В 1945 году, весной, когда мама была на последнем курсе строительного института, их послали на практику в Крым. Страна, стало быть, довоевывала в Германии, а здесь, в Советском Союзе, лежала вся в руинах. И ждала их, студентов-выпускников, как квалифицированные кадры восстановительных и строительных работ. Насколько я знаю, там, в Крыму действительно самая хорошая практика по фундаментам (сейсмоустойчивость и оползни). И случилось студенткам строительного института между делом пройтись берегом моря по набережной, еще разрушенной. В молодости и под мирным небом, которое только что обрушилось на них, думаю, не менее пленительное, чем всегда это бывает, хорошо пройтись своей студенческой компанией, когда не нужно жаться бедной родственницей в одиночестве, а можно спокойно и широко идти группой. А параллельным курсом шли краснофлотцы. Известно, на корабле они матершинники и хохмачи, а в городе, в увольнительной, – пай-мальчики и даже сентиментальные молодые люди, которые любят сниматься для домашних на фоне моря, красноречиво объясняться в любви проходящим мимо девушкам и делать поделки из подручного материала на долгую память. Тогда это были гильзы от немецких патронов, немецкие пуговицы, иногда немецкие кресты, которых в этих местах страшных боев было множество.

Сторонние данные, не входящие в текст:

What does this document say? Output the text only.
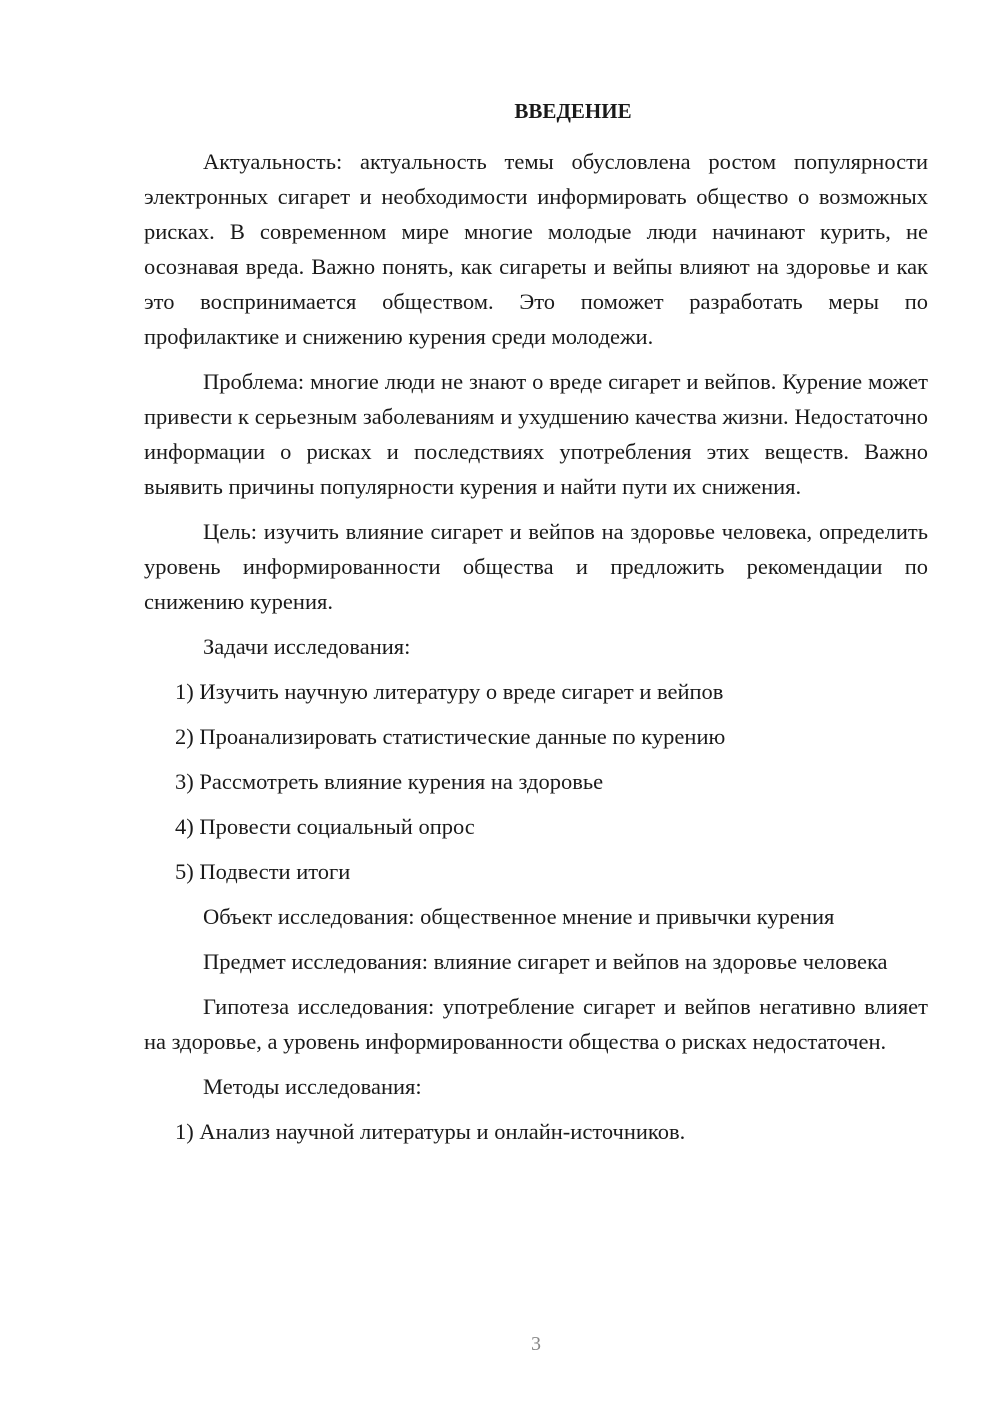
ВВЕДЕНИЕ

Актуальность: актуальность темы обусловлена ростом популярности электронных сигарет и необходимости информировать общество о возможных рисках. В современном мире многие молодые люди начинают курить, не осознавая вреда. Важно понять, как сигареты и вейпы влияют на здоровье и как это воспринимается обществом. Это поможет разработать меры по профилактике и снижению курения среди молодежи.

Проблема: многие люди не знают о вреде сигарет и вейпов. Курение может привести к серьезным заболеваниям и ухудшению качества жизни. Недостаточно информации о рисках и последствиях употребления этих веществ. Важно выявить причины популярности курения и найти пути их снижения.

Цель: изучить влияние сигарет и вейпов на здоровье человека, определить уровень информированности общества и предложить рекомендации по снижению курения.

Задачи исследования:

1) Изучить научную литературу о вреде сигарет и вейпов

2) Проанализировать статистические данные по курению

3) Рассмотреть влияние курения на здоровье

4) Провести социальный опрос

5) Подвести итоги

Объект исследования: общественное мнение и привычки курения

Предмет исследования: влияние сигарет и вейпов на здоровье человека

Гипотеза исследования: употребление сигарет и вейпов негативно влияет на здоровье, а уровень информированности общества о рисках недостаточен.

Методы исследования:

1) Анализ научной литературы и онлайн-источников.

3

Как уж они там договорились прогуляться – по набережной парами или сходить в кино – я не знаю, но не удивлюсь, если, так сказать, любовь уместилась в одно матросское увольнение на берег. Мама с утра на практических занятиях и освободилась к обеду, а где-то с обеда и до девяти вечера, когда морякам на корабль возвращаться надо было, – любовь. Мама до того была оголоушена Крымом, а он, Крым, известный проказник – кто бы с чем ни приехал, в Крыму всем жизнь кажется шоколадной и по цвету и по вкусу, а тут еще пылкое признание в любви, – так что она даже успела назвать ему свой правильный московский адрес и проводить до КПП. Больше с ней такого никогда не случалось.
Возможно поэтому, начиная рассказ о своей жизни, она приводила в пример этот наивный эпизод свободного изъявления чувств. Не знаю, его корабль ушел ранее или её поезд поехал в обратную сторону, не дали ему больше увольнительной или их группу вывезли в горы на практические занятия, но более в Крыму они уже не встречались. И продолжение этой истории произошло в Москве, месяца два спустя.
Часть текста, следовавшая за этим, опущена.